Pobre e esquecido, o Haiti só começou a freqüentar o noticiário no Brasil depois que contingentes do Exército foram deslocados para aquele país em 2004, para assumir o comando de uma suposta força de paz da Organização das Nações Unidas. Durante muito tempo, somente as reportagens com familiares de soldados em missão traziam aos brasileiros referências ao Haiti. Depois houve uma comentada partida de futebol entre as seleções dos dois países.
Semana passada o Haiti voltou ao noticiário de forma trágica, através do terrível terremoto que arrasou o país e expôs, mais uma vez, as profundas chagas sociais que afligem a população. Cumprindo o script de sempre, lideranças políticas do mundo inteiro vieram a público prometendo uma ajuda que aos poucos será esquecida.
Brasil e Haiti guardam semelhanças em relação às suas histórias.
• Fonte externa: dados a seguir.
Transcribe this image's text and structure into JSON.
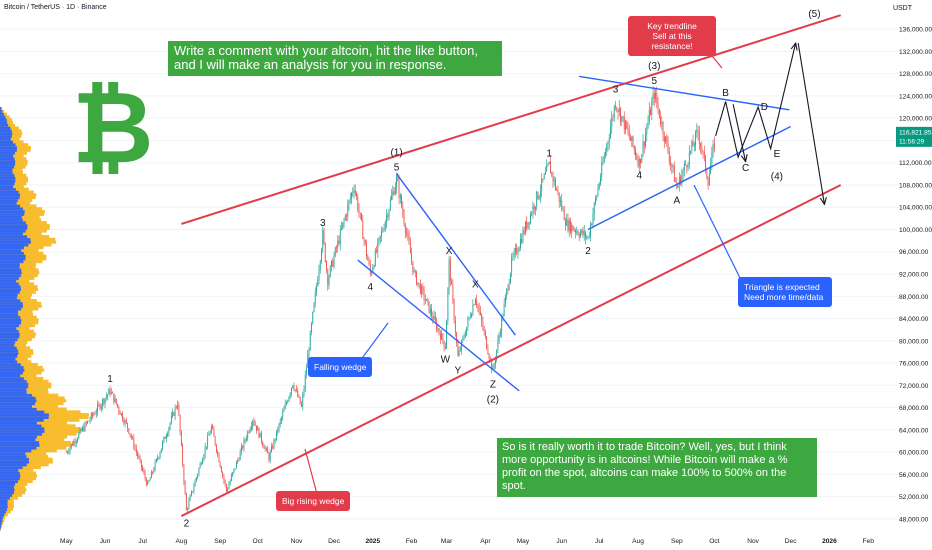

Se o plantio da cana-de-açúcar para produzir açúcar começou por aqui, ainda no século XVI, foi lá que o monopólio brasileiro foi quebrado, através de investimentos de holandeses que espalharam pelo país incontáveis canaviais.
Assim como aqui, no Haiti o colonizador branco achou que a utilização da mão-de-obra escrava, negra e importada da África, era o melhor arranjo para materializar a exploração econômica da Colônia. E, até o século XVIII, o Haiti foi uma nação próspera para os franceses, que a obtiveram dos espanhóis através de um dos diversos acordos imperiais ocorridos na América Central.
Libertação
Em 1804, depois de conflitos que se estenderam por anos, os 500 mil negros e mestiços asseguraram a libertação do país das mãos dos 30 mil brancos que viviam no Haiti. De imediato, franceses, espanhóis e ingleses preocuparam-se com a possibilidade de que o exemplo haitiano se estendesse às demais colônias da América Central. A principal preocupação era com Cuba, pela proximidade geográfica e pela prosperidade econômica alcançada pelos colonizadores e pela maciça presença de escravos negros.
Ao longo da semana o noticiário enfatizou o aspecto de que o Haiti, desde a libertação, nunca conseguiu se consolidar como nação e estabelecer uma rotina democrática. Parte da explicação está no fato de que esta chance jamais foi concedida pelos antigos colonizadores sempre dispostos a interferir na política local.
Com o transcorrer das décadas o país permaneceu mergulhado em conflitos internos e enfrentou catástrofes naturais, como terremotos, furacões e inundações. Tudo isso contribuiu para tornar o pequeno país caribenho o mais pobre do Ocidente, com baixíssimos indicadores de desenvolvimento.
Ajuda
Hoje as imagens de um país que entrou em colapso com o terremoto e cuja população dorme ao relento porque não tem onde se abrigar causam tristeza e incitam à reflexão. A migração forçada de milhões de escravos, o insano sistema de exploração econômica e a eterna ingerência política dos países centrais ainda não completou sua obra, que séculos atrás chamavam de “civilização”.
Essa redenção civilizatória não está apenas no Haiti, mas se proliferou por toda a América Latina. Temos, no Brasil, e também na Bahia, pedaços do Haiti nos excluídos, negros e mestiços. Parte da herança política legada pelos colonizadores também teima em sobreviver, nos coronéis de terceira categoria – como diriam nossos briosos senadores – que, com bota e rebenque, exibem sorrisos ardilosos na televisão.
O que não temos são os terremotos e furacões que acossam os países do Caribe e sua pobre gente. Resta-nos agradecer a dádiva, enquanto se reza e se torce pelos haitianos. E esperar que pelo menos uma fração das riquezas mobilizadas para salvar o fraudulento sistema financeiro mundial durante a última crise seja mobilizada em prol do Haiti e do seu povo.